Slow Road for Crosswalks
Southampton Town officials are looking to hire an outside engineer to start developing a plan for improving pedestrian safety and traffic problems in the area around downtown Bridgehampton.
Tom Neeley, the town’s transportation and traffic safety director, said he has been considering various pedestrian traffic safety measures and looking at traffic and accident data but has not put an overall recommendation together just yet.
Pamela Harwood, the chairwoman of the Bridgehampton Citizens Advisory Committee, said she felt there was a lack of communication about what preparations were being done to spend the $700,000 state officials had secured for Bridgehampton.
“I thought that’s why I was here tonight,” Mr. Neely said.
There seemed to be general frustration that things were not moving fast enough. Kathy Conway of the C.A.C. said the group had discussed many of the same concerns about crosswalks, lighting, traffic flow, and lack of police presence — which members spent an hour and a half talking about Monday night — at a meeting last month. “Nothing has gone on in four weeks. I’m so frustrated I don’t know if I’m going to come back next month,” she said.
Two subcommittees have been formed to look at how the money could be best used for lighting and crosswalks. Nancy Walter-Yvertes reported that three changes have been recommended for the portion of Montauk Highway that is Bridgehampton’s Main Street. The first was for adding illumination to the crosswalk at the post office, as was done for the one near the Hampton Library. The post office crosswalk was where Anna Pump, the cookbook author and owner of the Loaves and Fishes shop, was killed in October.
The second recommendation was for a traffic light at the Candy Kitchen that would turn red only when a pedestrian wanted to cross. The third called for a lighted crosswalk across Ocean Road from the Nathaniel Rogers House to Almond restaurant on the south side of the highway.

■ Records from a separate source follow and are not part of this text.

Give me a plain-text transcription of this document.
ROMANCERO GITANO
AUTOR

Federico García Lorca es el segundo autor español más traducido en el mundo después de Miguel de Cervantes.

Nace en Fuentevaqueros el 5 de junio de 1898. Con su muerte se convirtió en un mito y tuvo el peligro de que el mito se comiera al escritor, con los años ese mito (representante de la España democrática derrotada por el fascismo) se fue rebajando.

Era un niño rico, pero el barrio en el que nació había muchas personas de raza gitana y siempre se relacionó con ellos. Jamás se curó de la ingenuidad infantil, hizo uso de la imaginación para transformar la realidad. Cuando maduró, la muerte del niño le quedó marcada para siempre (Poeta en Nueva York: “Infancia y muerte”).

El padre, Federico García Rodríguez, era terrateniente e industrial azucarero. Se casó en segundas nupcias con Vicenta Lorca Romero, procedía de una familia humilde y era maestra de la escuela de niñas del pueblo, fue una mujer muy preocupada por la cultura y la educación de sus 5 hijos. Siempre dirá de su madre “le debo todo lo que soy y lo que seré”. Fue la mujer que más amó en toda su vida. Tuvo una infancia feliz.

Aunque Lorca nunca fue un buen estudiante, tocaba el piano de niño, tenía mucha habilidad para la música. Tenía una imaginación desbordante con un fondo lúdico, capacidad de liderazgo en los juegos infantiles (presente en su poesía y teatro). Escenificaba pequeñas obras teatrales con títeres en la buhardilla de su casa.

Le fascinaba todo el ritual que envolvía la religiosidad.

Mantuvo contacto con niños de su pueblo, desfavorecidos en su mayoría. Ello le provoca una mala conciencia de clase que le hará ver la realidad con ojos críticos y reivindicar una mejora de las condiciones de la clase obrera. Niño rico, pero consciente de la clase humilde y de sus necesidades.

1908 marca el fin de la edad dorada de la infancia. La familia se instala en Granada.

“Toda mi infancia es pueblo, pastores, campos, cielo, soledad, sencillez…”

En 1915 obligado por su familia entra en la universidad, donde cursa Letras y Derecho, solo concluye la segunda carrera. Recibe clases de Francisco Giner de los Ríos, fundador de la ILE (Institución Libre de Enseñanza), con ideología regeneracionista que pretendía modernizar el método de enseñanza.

If money allows, the committee would also like to see an illuminated crosswalk stretching across Main Street from the Golden Pear to the Bridgehampton Presbyterian Church.
Any of these changes, Mr. Neely said, would require the support of an engineering recommendation or state study, since Montauk Highway is a state road. A Department of Transportation study of the area has not been completed.
“To hear that the study is not completed for one little stretch of road with about five, six crosswalks is really disturbing, and what can we do about that?” Ms. Harwood asked.
“That doesn’t surprise me the way that it surprises you,” Supervisor Jay Schneiderman said. “There’s a study called FIMP that’s been going on for my lifetime,” he said, referring to the Fire Island to Montauk Point coastal study.
The supervisor said the town needs to know what the community wants, and he said he felt it would be best to have a traffic engineer start developing a plan. “We have to define it very clearly,” he said, adding that traffic congestion is probably something everyone will have to live with.
“There’s no question that traffic is the number-one problem Bridgehampton faces, and it’s the most amorphous to deal with,” Peter Wilson, a C.A.C. member, said. “If there’s any way we can get some help with this — something — I think enforcement is probably a key pressure point.”
Mr. Schneiderman said he would ensure that either the police chief or captain would attend the next meeting, on Aug. 22, to hear firsthand the committee’s ongoing concerns over the lack of police presence. Due to a prior commitment, Mr. Schneiderman will not be there, but he hoped that Councilwoman Christine Scalera, who is the committee’s liaison to the town board, would attend.